- Active: 1980s–present
- Country: Cuba
- Branch: Cuban Revolutionary Army
- Type: Militia
- Role: Local Defense; Direct action; Sabotage; Internal Security;
- Size: 2 million
- Engagements: Cold War

= Territorial Troops Militia =

The Territorial Troops Militia (Milicias de Tropas Territoriales - MTT), is a Cuban paramilitary militia composed exclusively of civilian volunteers. It was established on May 1, 1980, and placed under the command of the Cuban Revolutionary Armed Forces (MINFAR). Its creation is recognized as having marked the beginning of Cuba's official embrace of the military doctrine of the War of All the People, which has remained in force since then. Like the MNR (National Revolutionary Militia) of the early 1960s, the MTT's formation reinforced the notion of the popular will to defend the Revolution.

In general, the militia is a part-time force with only light arms which are issued to them only on occasion.

==Manning==
Most members of the MTT are women, the elderly, or retirees. Male teenagers who are too young or have not yet been called for military service are also eligible to join the MTT, as are men who are not obligated to serve as reservists. The MTT expanded from 500,000 members in 1982 to 1.2 million by mid-1984. The size of the force has remained at about 1 million, despite the economic crisis.

The MTT's mission during a crisis would be to fight alongside, and provide replacements for, the personnel of the regular armed force; to help protect such strategic infrastructure as bridges, highways, and railroads; and to carry out any other measures that might be needed to immobilize, wear down, or ultimately destroy the enemy. By the beginning of the 1980s, MTT members were extensively involved in the construction of tunnels throughout the island, which would be used as shelter for the population in the event of an attack. As a result of Cuba's continuing economic difficulties during the 1990s, the time that MTT members have spent in training and preparing for their various defense-related activities has been reduced.
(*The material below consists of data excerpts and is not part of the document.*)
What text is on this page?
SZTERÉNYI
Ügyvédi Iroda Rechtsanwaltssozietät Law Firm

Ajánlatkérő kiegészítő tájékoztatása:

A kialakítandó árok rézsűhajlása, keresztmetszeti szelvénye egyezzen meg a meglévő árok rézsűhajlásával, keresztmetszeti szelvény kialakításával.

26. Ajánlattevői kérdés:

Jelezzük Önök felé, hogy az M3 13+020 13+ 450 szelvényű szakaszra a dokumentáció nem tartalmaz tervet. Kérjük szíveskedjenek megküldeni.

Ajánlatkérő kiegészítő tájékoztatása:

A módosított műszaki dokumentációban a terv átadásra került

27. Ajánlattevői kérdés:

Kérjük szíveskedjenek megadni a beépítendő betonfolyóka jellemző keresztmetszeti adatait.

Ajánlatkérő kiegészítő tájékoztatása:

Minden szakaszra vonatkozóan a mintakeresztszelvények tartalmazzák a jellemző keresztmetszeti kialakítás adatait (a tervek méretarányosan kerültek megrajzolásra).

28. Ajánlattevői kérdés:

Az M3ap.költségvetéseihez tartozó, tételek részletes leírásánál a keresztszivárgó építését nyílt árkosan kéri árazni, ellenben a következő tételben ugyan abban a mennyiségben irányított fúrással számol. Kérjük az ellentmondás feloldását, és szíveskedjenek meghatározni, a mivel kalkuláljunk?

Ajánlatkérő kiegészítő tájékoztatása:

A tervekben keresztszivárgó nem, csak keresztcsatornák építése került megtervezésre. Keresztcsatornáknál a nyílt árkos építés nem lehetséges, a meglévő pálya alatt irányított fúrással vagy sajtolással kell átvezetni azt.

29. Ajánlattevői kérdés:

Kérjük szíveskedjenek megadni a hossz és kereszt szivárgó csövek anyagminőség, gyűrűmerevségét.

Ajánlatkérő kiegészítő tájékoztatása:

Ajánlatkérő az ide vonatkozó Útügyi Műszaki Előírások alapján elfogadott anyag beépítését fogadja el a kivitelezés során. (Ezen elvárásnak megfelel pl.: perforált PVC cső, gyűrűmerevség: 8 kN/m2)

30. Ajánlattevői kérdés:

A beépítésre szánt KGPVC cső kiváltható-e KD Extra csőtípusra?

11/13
The reduction includes a decrease in the time that MTT members have spent in carrying out joint exercises and maneuvers with regular FAR troops.

==Financing==
The MTT is supported through the MINFAR's budget as well as through voluntary donations made by citizens. Most of these donations come from workplace contributions, which are paid through weekly deductions from workers' salaries. According to the MINFAR, between 1981 and 1995, the expenses incurred for the MTT's training averaged approximately 35 million Cuban pesos per year. During this same period, popular contributions toward the force averaged about 30 million pesos per year. Just over half of the training expenditures went toward the purchase of study supplies and other training materials; just over one-third were dedicated for the purchase of weapons, communication equipment, uniforms, and spare parts. Other organizations also set annual funding goals with respect to their own MTT contributions. Among such organizations were the CDR (Committee for the Defense of the Revolution), the Federation of Cuban Women (Federación de Mujeres Cubanas-FMC), the National Association of Small Farmers (Asociación Nacional de Agricultores Pequeños-ANAP), and even the Organization of Jose Marti Pioneers (Organización de Pioneros José Martí-OPJM).

According to reforms for allocating MTT funds made in the system in 1995, the funds collected for the MTT are no longer sent to a central government account but remain within each municipality to support local MTT activities. Despite the country's economic hardships, the amount of funds collected through popular contributions to the MTT continued to increase after the beginning of the Special Period in the early 1990s. As of 1995, the MINFAR was paying only 14 percent of the MTT's total expenditures.